Enfin, il ya deux règles à respecter qui sont primordiales avec ce genre de chevaux: la première concerne le temps et la seconde concerne les objectifs à atteindre.

                       Plus le cheval a été profondément marqué par son passé, plus il faudra de temps pour le récupérer. Cela pourra prendre au mieux quelques semaines, mais aussi parfois plusieurs mois, voire plusieurs années. Quant aux onjectifs, il vaut mieux ne pas être trop ambitieux car là aussi, les résultats dépendent fortement de l'intensité et de la durée des situations difficiles vécues par le cheval précédemment.

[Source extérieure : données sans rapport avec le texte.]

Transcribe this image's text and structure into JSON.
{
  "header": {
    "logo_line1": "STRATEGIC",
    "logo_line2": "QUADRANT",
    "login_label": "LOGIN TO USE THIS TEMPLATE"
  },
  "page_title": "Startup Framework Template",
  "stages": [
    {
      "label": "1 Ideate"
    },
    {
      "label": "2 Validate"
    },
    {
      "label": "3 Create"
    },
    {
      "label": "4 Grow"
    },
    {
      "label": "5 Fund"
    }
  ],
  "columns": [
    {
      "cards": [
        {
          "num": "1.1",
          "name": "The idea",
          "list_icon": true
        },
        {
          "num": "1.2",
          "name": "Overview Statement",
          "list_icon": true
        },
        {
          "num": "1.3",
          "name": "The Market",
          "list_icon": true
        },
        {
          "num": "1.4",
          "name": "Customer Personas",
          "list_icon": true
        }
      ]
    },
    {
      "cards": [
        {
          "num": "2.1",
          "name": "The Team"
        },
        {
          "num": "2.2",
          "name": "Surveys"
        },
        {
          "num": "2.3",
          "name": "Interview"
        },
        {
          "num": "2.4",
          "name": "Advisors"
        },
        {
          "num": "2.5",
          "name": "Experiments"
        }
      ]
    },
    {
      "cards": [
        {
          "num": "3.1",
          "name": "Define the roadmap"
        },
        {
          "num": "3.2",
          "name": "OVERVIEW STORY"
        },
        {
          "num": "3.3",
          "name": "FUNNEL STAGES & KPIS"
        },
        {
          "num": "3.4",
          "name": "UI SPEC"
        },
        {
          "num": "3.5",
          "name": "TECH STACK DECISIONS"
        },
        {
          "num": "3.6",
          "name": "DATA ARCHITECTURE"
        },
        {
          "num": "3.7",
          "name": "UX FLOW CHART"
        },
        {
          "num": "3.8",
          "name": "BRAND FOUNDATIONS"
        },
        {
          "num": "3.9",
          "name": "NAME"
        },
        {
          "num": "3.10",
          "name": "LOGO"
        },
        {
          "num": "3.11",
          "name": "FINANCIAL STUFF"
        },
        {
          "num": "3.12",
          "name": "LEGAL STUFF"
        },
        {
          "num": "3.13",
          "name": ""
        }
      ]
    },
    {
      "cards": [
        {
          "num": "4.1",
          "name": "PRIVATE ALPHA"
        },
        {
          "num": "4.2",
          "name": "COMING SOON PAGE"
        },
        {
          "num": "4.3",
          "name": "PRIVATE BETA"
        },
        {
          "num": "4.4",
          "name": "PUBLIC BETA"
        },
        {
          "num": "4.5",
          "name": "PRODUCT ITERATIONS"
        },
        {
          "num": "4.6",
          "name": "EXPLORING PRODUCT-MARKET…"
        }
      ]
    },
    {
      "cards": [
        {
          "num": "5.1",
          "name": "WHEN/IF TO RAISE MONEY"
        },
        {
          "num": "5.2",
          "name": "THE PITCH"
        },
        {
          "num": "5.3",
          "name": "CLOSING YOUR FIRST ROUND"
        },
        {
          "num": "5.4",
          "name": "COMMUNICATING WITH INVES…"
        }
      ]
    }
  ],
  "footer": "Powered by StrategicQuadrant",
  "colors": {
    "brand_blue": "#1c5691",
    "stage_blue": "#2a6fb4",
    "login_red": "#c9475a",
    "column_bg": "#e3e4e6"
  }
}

En fait, la priorité doit être le respect total de ce cheval-là. Sa réhabilitation doit être faite pour lui et non obligatoirement pour une nouvelle utilisation personnelle. Peut-être sera-t-il entièrement récupérable mais il faut accepter éventuellement des restrictions importantes dans le domaine des exigences. De toutes manières, patience et amour sont les maîtres-mots de la réussite.